Pyrolysis of Posidonia Oceanica balls: A comparative evaluation of conventional and microwave-assisted approaches.

Posidonia Oceanica is an abundant plant of the Mediterranean Basin, but its residues should be properly managed to minimize environmental, economic and social concerns. Posidonia Oceanica debris are wastes that could be advantageously exploited as source of biofuels and bioproducts. In this work, fibrous spheres of Posidonia Oceanica have been considered for studying the pyrolysis approach, comparing the traditional heating and the microwave-assisted one, aimed at the production of solid biochar, liquid bio-oil and gaseous syngas. The pyrolysis technologies were compared keeping similar pyrolysis conditions, e.g. heating rate, set-point temperature and residence time, all affecting the product distribution and the corresponding compositions.
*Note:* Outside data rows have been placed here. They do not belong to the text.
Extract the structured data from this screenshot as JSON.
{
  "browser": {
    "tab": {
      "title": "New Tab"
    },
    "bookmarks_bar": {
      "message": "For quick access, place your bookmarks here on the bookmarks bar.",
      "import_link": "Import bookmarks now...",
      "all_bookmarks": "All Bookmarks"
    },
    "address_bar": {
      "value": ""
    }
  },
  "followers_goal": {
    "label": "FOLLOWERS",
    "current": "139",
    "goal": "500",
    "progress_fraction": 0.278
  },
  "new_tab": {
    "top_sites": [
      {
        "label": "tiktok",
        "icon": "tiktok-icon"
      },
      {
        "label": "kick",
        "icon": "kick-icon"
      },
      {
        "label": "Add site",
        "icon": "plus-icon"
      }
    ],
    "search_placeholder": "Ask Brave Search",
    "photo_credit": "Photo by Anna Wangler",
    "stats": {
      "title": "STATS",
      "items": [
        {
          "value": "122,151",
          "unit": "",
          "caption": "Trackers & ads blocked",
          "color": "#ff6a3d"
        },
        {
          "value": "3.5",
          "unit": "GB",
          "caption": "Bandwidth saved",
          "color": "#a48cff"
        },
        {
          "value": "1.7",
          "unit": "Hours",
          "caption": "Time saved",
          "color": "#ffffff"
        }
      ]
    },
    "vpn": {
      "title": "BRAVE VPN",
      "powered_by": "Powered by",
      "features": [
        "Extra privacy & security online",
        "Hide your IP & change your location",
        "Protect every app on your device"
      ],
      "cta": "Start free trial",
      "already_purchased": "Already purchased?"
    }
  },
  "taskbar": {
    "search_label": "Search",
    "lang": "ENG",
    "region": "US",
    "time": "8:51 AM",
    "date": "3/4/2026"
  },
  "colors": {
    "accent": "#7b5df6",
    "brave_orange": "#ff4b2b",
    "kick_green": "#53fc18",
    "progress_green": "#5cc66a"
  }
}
The comparison between the conventional and microwave-assisted approaches ascertained a reduction of secondary cracking reactions in this latter case, highlighting the improved control of the degradation mechanisms. The addition of a deflagmator unit increased the residence times of the hot vapors within the microwave reactor, favoring the secondary cracking reactions. These different set-ups lead to differences in the chemical compositions, mainly involving the bio-oil stream, in terms of the concentration of the oxygenates and the amount of water. Remarkably, the use of the same Posidonia Oceanica biochar both as an efficient microwave absorber and a reducing agent, was effective for improving the syngas yield, which selectively included H2 and CO (about 46 and 53 vol% of the microwave test versus 10 and 25 vol% of the conventional one, respectively). Such a significant difference was due to the occurrence of gasification reactions with microwave technology, enabled by local hotspots, making attractive the co-pyrolysis approach for the production of a syngas of higher quality. Finally, preliminary LCA evaluations revealed that the environmental impact of conventional pyrolysis remains lower than that of the microwave one, due to the still higher impact of the electricity cost from fossil resources and energy consumption of the latter technology, which represent the main bottlenecks to be overcome in order to reduce the total environmental impact of this technology, thus favoring its scale-up in the next future.